There’s an implicit sense that a recognizable Bloomberg with $2.5 billion in revenues is worth more than an unknown Bloomberg with that same $2.5 billion.
“Radio and television provide our company with instant visibility,” he writes excitedly in his book, Bloomberg by Bloomberg. “The media like nothing better than writing about themselves. The more exposure Bloomberg has to the Fourth Estate, the more they’ll promote us to the general public.”
He’s making a subtle and smart point. The media gets the attention of the media. It’s a B-to-B play. Getting the media to take you seriously is the campaign.
Bloomberg people are always speaking of this hustle – and of its great success. The Mike York Times, Bloomberg people call the paper, because of its reliable, respectful, and often lavish Bloomberg coverage.
On its merits, his candidacy, or at least its pie-in-the-sky quality, is closer to Abe Hirschfeld’s than to, say, Jon Corzine’s – but Bloomberg has gotten the mostly respectful Corzine treatment and easily avoided becoming a Hirschfeldish punch line. That’s already a big victory.
But why politics? He’s not personable enough (he may be among the least-charming people ever to have run for office), or charismatic or even interesting enough, or ideologically motivated enough (he was a Democrat; now, taking advantage of the easier field of play, he’s a Republican). Although he’s reportedly ready to spend $30 million, he may not even be rich enough to pay a Corzine-like price for buying a race (the overwhelming portion of his purported $4 or $5 billion fortune is tied up in his company and not liquid). Certainly, he isn’t politically talented enough and doesn’t seem particularly interested in learning how to be politically talented. And even if he were all of the above, he’d still need that fluke circumstance that allows a Republican to get elected in New York City – and there’s no reason to believe such a circumstance exists this year. What’s more, his résumé is fraught with the kinds of things – sexual-harassment suits, for instance – that don’t exactly help a fledgling politician.

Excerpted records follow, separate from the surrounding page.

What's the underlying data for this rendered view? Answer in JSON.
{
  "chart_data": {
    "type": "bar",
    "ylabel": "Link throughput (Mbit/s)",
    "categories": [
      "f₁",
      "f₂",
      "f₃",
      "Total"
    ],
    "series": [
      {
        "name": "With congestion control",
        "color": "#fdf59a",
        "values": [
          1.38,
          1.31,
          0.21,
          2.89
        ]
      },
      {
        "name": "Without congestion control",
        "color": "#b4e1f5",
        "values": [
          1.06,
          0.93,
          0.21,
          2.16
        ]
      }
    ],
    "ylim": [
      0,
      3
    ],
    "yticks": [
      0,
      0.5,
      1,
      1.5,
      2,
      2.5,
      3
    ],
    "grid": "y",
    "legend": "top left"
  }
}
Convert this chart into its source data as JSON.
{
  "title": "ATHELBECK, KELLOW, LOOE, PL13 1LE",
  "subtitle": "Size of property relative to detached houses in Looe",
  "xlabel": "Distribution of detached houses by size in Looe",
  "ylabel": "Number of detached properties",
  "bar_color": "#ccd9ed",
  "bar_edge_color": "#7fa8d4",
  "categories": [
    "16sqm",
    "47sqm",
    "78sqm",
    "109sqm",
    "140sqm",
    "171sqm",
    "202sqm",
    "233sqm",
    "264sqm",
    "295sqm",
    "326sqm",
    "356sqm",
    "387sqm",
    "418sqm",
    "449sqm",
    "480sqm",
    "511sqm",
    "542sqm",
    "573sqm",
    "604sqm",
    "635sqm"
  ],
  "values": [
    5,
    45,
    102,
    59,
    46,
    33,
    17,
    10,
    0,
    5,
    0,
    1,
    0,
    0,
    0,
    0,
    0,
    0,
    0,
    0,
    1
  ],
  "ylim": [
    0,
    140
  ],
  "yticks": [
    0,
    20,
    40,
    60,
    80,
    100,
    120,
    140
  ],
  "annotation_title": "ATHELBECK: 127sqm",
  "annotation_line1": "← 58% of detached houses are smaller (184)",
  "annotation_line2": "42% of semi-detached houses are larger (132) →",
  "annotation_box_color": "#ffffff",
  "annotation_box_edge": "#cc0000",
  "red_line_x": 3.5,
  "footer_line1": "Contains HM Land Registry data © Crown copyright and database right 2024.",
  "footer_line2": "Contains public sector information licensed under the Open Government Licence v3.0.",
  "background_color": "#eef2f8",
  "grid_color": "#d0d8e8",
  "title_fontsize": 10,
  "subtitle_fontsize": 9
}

He can’t get elected, so he must be running for another reason.
If publicity is the currency of our time, running for mayor should raise his personal value substantially (while in the past ten years he’s ascended from relative obscurity to business prominence, he is still, in the wider world, not very well known). And if you’re as uncharming as Bloomberg, running for office might actually make you seem more charming – ramp up your Q rating. What’s more, by going after the average voter he reaches his real constituency: reporters, celebrities, hostesses, titans of business, customers, possible dates. Running for mayor is an in-crowd play (“The social set in New York has discovered him,” Barbara Walters recently told the Times).

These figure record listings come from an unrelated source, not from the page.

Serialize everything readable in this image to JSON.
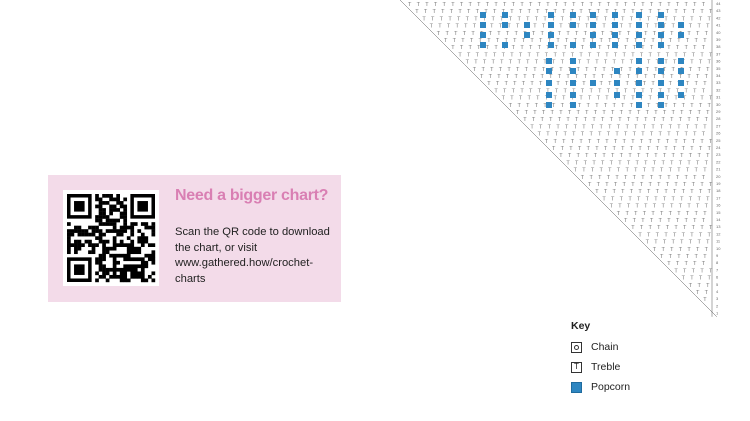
{
  "promo": {
    "title": "Need a bigger chart?",
    "body": "Scan the QR code to download the chart, or visit www.gathered.how/crochet-charts"
  },
  "chart": {
    "row_numbers_top": "43",
    "stitch_symbol": "T",
    "colors": {
      "popcorn": "#2e86c1",
      "lines": "#555555"
    }
  },
  "key": {
    "title": "Key",
    "items": [
      {
        "label": "Chain",
        "icon": "chain-icon"
      },
      {
        "label": "Treble",
        "icon": "treble-icon"
      },
      {
        "label": "Popcorn",
        "icon": "popcorn-icon"
      }
    ]
  }
}
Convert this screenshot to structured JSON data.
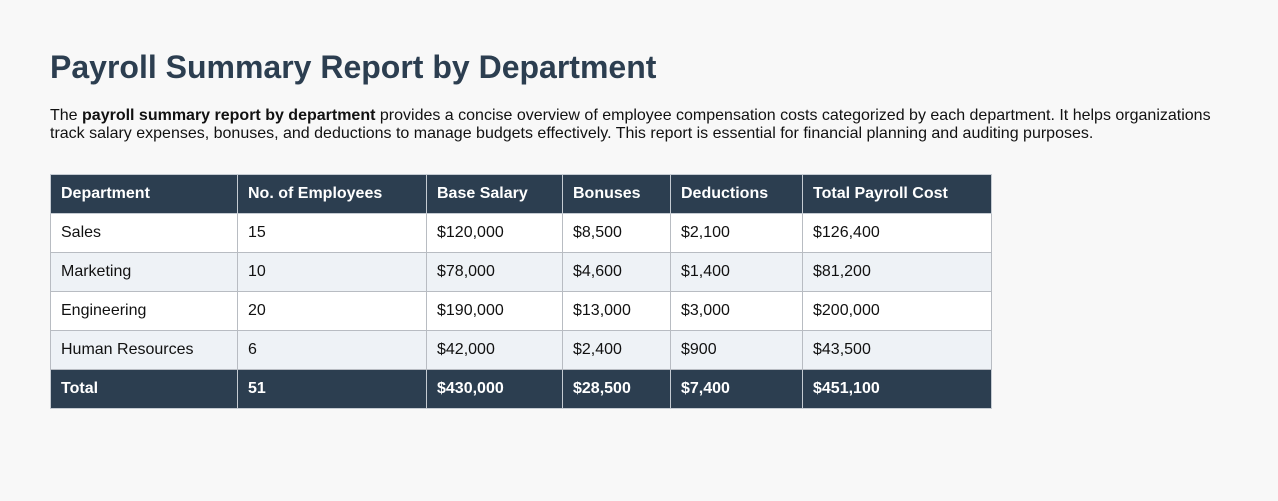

Sometimes selling yourself is easier than selling your business. A telling element of the Bloomberg pitch – I’m a good manager; therefore, I should run the city – is that the real forum for having your management skills voted on is in the public markets, which he’s avoided. Most companies the size of Bloomberg’s that don’t go public don’t because the process would reveal they’re not too profitable and not all that well managed, hence depressing their value. But Bloomberg, by running for mayor, a process with fewer disclosure requirements, can trumpet his management prowess – can go public with it – without having to prove it. We take his word that he’s good at business; in fact, we take his word that he’s worth billions.
That’s the illusion he’s marketing, and, even if we don’t vote for him, the one we’re buying. Bloomberg isn’t running to be mayor; he’s running to be some different, enhanced, illusory version of Michael Bloomberg. This is perhaps not so much a fraud as a quest – an ego in search of something, an ego trying to express itself.
We don’t have to worry about Michael Bloomberg becoming mayor.
That’s not to say, however, that we don’t have to worry about Michael Bloomberg.